Hurricane Isaias is getting better organized as it makes one final push at strengthening before making landfall within the next few hours in the Carolinas.
On the forecast track, the center of Isaias will approach the coasts of northeastern South Carolina and southern North Carolina within the hurricane warning area this evening. The center will then move inland across eastern North Carolina early Tuesday morning, move along the coast of the mid-Atlantic states on Tuesday, and continue across the northeastern United States Tuesday night.
Data from NOAA Doppler weather radars indicate that maximum sustained winds are near 70 mph (110 km/h) with higher gusts.
Gradual weakening is anticipated after Isaias makes landfall in the Carolinas and moves across the U.S. mid-Atlantic region tonight and Tuesday.

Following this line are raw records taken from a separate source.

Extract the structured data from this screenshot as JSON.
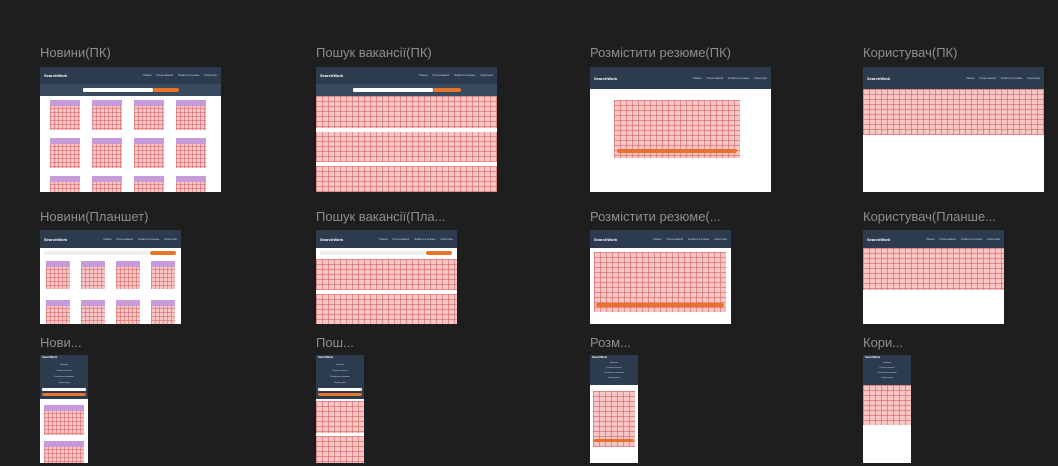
{
  "frames": {
    "news_pc": "Новини(ПК)",
    "search_pc": "Пошук вакансії(ПК)",
    "resume_pc": "Розмістити резюме(ПК)",
    "user_pc": "Користувач(ПК)",
    "news_tablet": "Новини(Планшет)",
    "search_tablet": "Пошук вакансії(Пла...",
    "resume_tablet": "Розмістити резюме(...",
    "user_tablet": "Користувач(Планше...",
    "news_mobile": "Нови...",
    "search_mobile": "Пош...",
    "resume_mobile": "Розм...",
    "user_mobile": "Кори..."
  },
  "app": {
    "logo": "SearchWork",
    "menu": [
      "Новини",
      "Пошук вакансії",
      "Розмістити резюме",
      "Користувач"
    ]
  },
  "colors": {
    "canvas": "#1e1e1e",
    "nav": "#2c3b4e",
    "grid_fill": "#f6c5c5",
    "card_header": "#c79bd9",
    "accent": "#e8732a"
  }
}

Tropical-storm-force winds extend outward up to 125 miles (205 km) from the center. During the past couple of hours, a sustained wind of 45 mph (72 km/h) and a gust to 52 mph (83 km/h) were measured by a Weatherflow site at Folly Beach Pier, South Carolina.
Key Messages Via National Hurricane Center:
1. There is the danger of life-threatening storm surge inundation along portions of the immediate coastline and adjacent waterways of northeastern South Carolina and the North Carolina coast, including portions of Pamlico and Albemarle Sounds. Residents in these areas should follow advice given by local emergency officials.
2. Isaias is expected to be at or near hurricane strength when it reaches the coast of northeastern South Carolina and southern North Carolina in a few hours, and hurricane conditions are expected in the Hurricane Warning area this evening.
3. Isaias is expected to bring widespread sustained tropical storm force winds and wind gusts to hurricane force to the mid-Atlantic coast, including portions of the Chesapeake Bay region, on Tuesday, which could cause tree damage and power outages. Tropical storm conditions are expected to spread across New England late Tuesday into early Wednesday.
4. Heavy rainfall along the East Coast near the path of Isaias will result in flash and urban flooding, some of which may be significant in the eastern Carolinas, mid-Atlantic and northeast through Wednesday. Widespread minor to moderate river flooding is possible across portions of the Carolinas and the Mid-Atlantic. Quick- responding rivers in the northeast will also be susceptible to minor river flooding.